A história ainda prossegue, sendo esta uma obra cheia de mistérios, cenas inesperadas e até mesmo surrealismo misturado com realismo, o que leva a quem leia Kafka à Beira-Mar pensar do que é que realmente se trata. Uma realidade? Um sonho? Duas histórias paralelas sem qualquer sentido que têm tanto em comum? Qual afinal o segredo para que Kafka à Beira-Mar tenha um impacto tão grande em quem o leia? Será algum tipo de magia ou especiaria japonesa que Haruki Murakami utiliza? Ou será apenas o poder das palavras e de toda uma acção apaixonante que só um grande escritor consegue impor e criar? Será que Nakata é como se fosse o espírito de Kafka ou vice-versa? E a pedra da entrada, o que simboliza? Existem inúmeras questões sobre a essência e o sentido deste livro de Murakami, cujas respostas são difíceis de encontrar ou que podem ser encontradas mas que variam de leitor para leitor. No entanto, é de salientar que este livro pode ser considerado como uma metáfora sobre o mundo em que vivemos, sendo esta umas das frases ditas por Oshimo a Kafka no desenlace da história.
Este é um livro viciante, comovente e que obriga os leitores a refletirem sobre as questões que vão surgindo no seu decorrer, muitas delas sem resposta. O poder deste livro é o de colocar o leitor em causa criando nele questões sem resposta imediata e de difícil interpretação. Provavelmente uma leitura mais aprofundada de toda obra de Murakami poderá resolver parte destas questões, podendo haver pistas noutros livros de sua autoria. Quem diria que um rapaz de 15 anos, a quem o rapaz chamado corvo descreve no final como “o rapaz de 15 anos mais forte do mundo” e um idoso que nem sequer sabia ler, escrever ou fazer contas, nos pudessem ensinar tanta coisa. Ou então que personagens que nos são familiares do nosso quotidiano pudessem entrar numa história como a de Kafka à Beira-Mar.
Se olharmos para as garrafas do whisky escocês Johnnie Walker, nunca imaginaríamos que aquele homem da cartola daria um estripador de gatos, ou que o senhor sorridente que é o ícone da cadeia de fast-food KFC daria um alcoviteiro. Murakami conseguiu colocar estes símbolos e adaptá-los numa história que, apesar de tudo, não apresenta nenhum vilão, nem mesmo o próprio Johnnie Walker, que admite ser quase forçado a matar gatos e que a única coisa que queria era mesmo morrer. Haruki Murakami mostra que, através de personagens simples e de elementos banais, se pode construir uma grande livro, e só um grande escritor consegue fazê-lo.

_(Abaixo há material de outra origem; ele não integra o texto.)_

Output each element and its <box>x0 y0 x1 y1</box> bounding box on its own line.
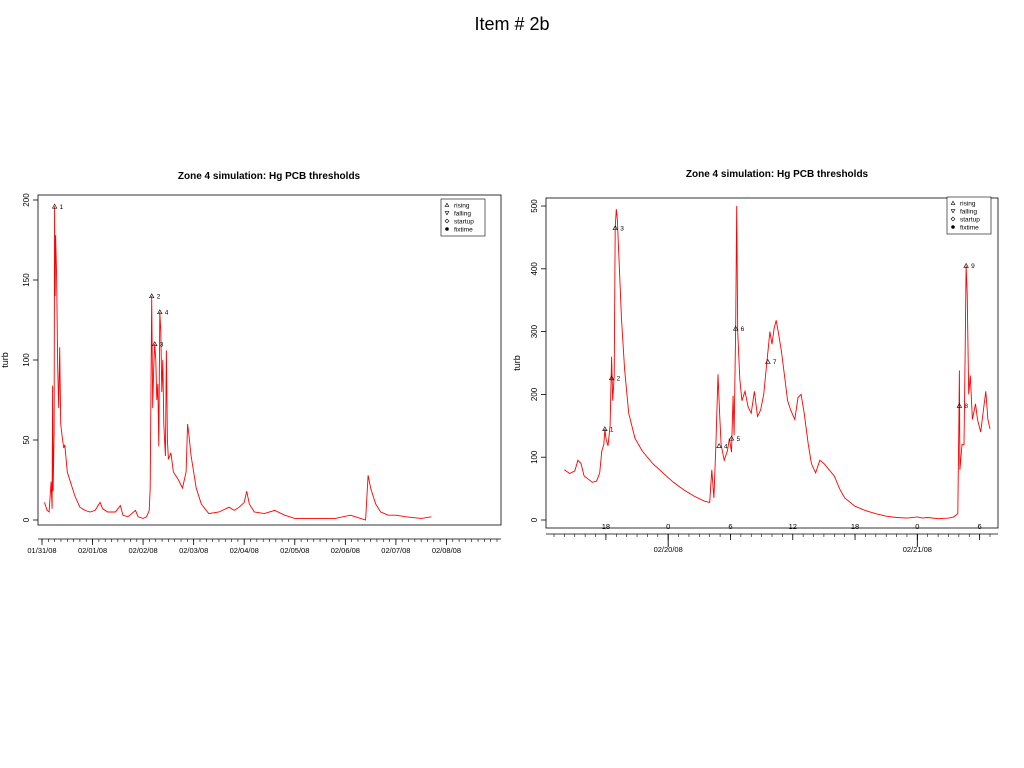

Não é de espantar que o seu nome esteja sempre ligado ao Nobel da Literatura desde alguns anos para cá. Independentemente disso, não é um Nobel que dá poder aos escritores de escrever livros que consigam agarrar os leitores e que, por conseguinte, os viciem e os hipnotizem durante a leitura. É um dom único que só grandes escritores possuem e que consegue ser muito maior do que um Nobel ou qualquer prémio literário, dom esse que é provavelmente o maior prémio que qualquer escritor do mundo ambiciona.